When my great-grandmother Maria Julia da Costa Frias, my maternal grandmother’s mother, died in New Bedford in 1909, her family of new immigrants didn’t have enough money to erect a gravestone. Her grave had only a round stone marker with a number on it, small and sunk into the ground. There were many graves with markers instead of monuments; people were poor and struggling, with children to feed. My grandmother visited her mother’s grave often, and then less often as years went by. And the grass continued to grow. One day, years after Maria Julia’s death, my grandmother went to the cemetery accompanied by my mother, a young girl with no memory of the grandmother who had died while she was an infant. But during this particular spring season the cemetery grass had flourished; in fact, it covered all of the markers in that particular section of the cemetery, and it was impossible to read the numbers. My mother and grandmother were in basically the right place, but there were two unmarked graves side by side, and they weren’t sure which one was Maria Julia’s. My mother was wearing a necklace, a cross on a chain, and suddenly, maybe because of all the anxiety in the cemetery air, the chain broke and the cross fell to the ground. Was it a sign? My mother and grandmother decided it was, and for months afterward they planted flowers on the grave that the broken necklace had landed on.

Here’s the problem: They did try to find out for sure. They visited the cemetery office and inquired, and by that time they weren’t even sure what the number on marker should have said. But the office had absolutely no record of anyone named Maria Julia Frias buried there at all, in any grave, marked or unmarked. She didn’t exist.

On São Miguel, in the Azores, where Maria Julia was born, families had alcunhas, nicknames, to differentiate them from other families with the same surname. The alcunha could refer to a physical trait or to an activity or accomplishment. The Frias family’s nickname was Malassadas, referring to the delicious fried dough that Maria Julia might have been known for. As my family later learned, when Maria Julia died my grand-aunt Inez’s husband made all the arrangements with the cemetery, but he gave his mother-in-law’s name as “Maria Julia Malassada.” She was there in the records after all, but it took a while to find her. And the grave chosen by my mother’s broken necklace? It was the wrong one. All of that was straightened out, and the cemetery crew did a better job of trimming the grass and keeping the markers legible. All was well.

Fast forward many years to when my grandmother was an old woman in poor health. She was troubled by the fact that her mother’s grave didn’t have a monument, and she had been saving up the money to buy one. She finally had enough, and she asked my mother and my aunt Linda to go to the monument yard, choose a stone, and have it engraved. My aunt, who was superstitious, didn’t like the idea. “As soon as we buy the stone, she’ll die,” my aunt said. Her premonition turned out to be correct.

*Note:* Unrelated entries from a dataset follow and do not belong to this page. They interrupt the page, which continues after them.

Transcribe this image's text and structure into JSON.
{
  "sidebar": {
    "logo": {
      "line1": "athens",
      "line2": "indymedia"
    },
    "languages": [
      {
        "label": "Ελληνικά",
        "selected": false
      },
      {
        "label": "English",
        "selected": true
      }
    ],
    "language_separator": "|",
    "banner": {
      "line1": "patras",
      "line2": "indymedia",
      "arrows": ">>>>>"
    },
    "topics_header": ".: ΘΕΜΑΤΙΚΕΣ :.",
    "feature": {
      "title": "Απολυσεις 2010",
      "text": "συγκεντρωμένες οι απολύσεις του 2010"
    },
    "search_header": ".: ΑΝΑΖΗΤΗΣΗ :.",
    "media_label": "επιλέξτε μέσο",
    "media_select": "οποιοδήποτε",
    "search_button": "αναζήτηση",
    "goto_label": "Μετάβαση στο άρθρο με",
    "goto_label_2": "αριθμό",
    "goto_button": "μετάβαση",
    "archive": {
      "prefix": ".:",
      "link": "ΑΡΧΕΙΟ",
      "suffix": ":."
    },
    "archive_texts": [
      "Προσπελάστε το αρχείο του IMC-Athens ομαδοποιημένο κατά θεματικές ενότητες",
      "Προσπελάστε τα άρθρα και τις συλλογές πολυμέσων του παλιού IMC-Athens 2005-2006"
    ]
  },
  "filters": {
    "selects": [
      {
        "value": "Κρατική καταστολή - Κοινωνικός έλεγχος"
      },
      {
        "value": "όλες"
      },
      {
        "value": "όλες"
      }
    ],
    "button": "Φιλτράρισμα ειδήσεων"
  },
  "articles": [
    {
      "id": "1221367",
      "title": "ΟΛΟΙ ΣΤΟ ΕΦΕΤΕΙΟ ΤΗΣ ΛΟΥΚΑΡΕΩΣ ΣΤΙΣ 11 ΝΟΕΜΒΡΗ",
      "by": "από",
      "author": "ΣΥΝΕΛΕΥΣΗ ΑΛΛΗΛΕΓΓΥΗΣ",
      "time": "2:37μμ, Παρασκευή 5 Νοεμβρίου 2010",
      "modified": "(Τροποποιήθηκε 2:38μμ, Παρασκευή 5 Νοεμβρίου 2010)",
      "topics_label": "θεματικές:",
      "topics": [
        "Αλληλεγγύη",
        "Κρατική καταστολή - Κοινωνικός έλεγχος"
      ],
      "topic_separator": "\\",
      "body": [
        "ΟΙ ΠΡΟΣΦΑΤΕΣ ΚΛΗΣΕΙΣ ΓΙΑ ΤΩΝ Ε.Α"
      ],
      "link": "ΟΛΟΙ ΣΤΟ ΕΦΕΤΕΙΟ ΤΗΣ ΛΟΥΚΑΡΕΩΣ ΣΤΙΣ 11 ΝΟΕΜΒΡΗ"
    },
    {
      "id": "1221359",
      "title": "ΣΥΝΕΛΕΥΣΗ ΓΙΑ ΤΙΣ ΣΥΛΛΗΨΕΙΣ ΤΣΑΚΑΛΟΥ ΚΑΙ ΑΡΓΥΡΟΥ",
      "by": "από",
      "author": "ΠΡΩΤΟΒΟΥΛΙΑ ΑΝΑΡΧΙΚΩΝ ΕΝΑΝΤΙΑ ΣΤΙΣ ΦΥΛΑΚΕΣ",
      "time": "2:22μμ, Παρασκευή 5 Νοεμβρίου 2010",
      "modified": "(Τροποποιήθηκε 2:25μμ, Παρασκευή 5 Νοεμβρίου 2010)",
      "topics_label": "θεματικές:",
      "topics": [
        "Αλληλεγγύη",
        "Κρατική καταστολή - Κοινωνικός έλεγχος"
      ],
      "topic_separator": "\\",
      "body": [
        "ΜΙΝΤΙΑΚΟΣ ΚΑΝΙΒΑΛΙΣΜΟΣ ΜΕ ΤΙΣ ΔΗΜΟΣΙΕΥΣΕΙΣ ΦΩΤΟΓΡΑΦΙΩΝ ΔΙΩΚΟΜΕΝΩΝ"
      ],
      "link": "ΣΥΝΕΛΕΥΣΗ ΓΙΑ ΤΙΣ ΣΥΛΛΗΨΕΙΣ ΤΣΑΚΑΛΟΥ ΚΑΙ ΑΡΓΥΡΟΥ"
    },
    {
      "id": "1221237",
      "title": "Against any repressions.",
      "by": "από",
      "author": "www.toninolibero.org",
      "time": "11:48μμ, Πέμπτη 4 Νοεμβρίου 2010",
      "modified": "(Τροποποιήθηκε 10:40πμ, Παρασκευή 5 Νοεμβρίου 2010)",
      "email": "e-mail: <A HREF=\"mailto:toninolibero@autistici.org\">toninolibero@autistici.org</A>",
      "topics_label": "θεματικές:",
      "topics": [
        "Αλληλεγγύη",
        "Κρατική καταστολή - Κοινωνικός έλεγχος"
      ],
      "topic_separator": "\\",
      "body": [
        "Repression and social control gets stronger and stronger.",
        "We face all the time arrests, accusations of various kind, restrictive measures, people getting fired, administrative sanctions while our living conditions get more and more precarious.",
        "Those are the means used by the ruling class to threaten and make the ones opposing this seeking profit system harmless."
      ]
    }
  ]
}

There’s one more twist: My grandmother’s brother spelled his name “Farias” instead of “Frias.” Nobody knows why he did that. “Frias” is the correct version; I know, because I’ve seen the church documents. But one day the brother’s daughter stopped by the monument yard to look at the stone, saw the instructions for the engraving, and said “You have the wrong spelling.” That’s why my great-grandmother’s gravestone has the wrong name on it.

Here’s yet another twist: My paternal grandmother’s mother, Maria de Jesus Pereira Ferreira, died in New Bedford in 1920. A few years ago I went to the cemetery to find out where she was buried. I knew the exact date of her death, and the cemetery pointed me to a grave for someone named “Maria J. Faria.” To my ear, “Ferreira” and “Faria” don’t sound anything alike, but nobody consulted my ear, and a lot of people couldn’t read, write, or spell in those days. I checked the death notice in the newspaper microfilms at the public library, and it checked out; Maria’s parents were listed, and they were definitely my great-great-grandparents.

Just because something is engraved in stone doesn’t mean it’s correct. Two great-grandmothers, no relation to each other, have gravestones with nearly identical names on them. And it is the name of neither of them.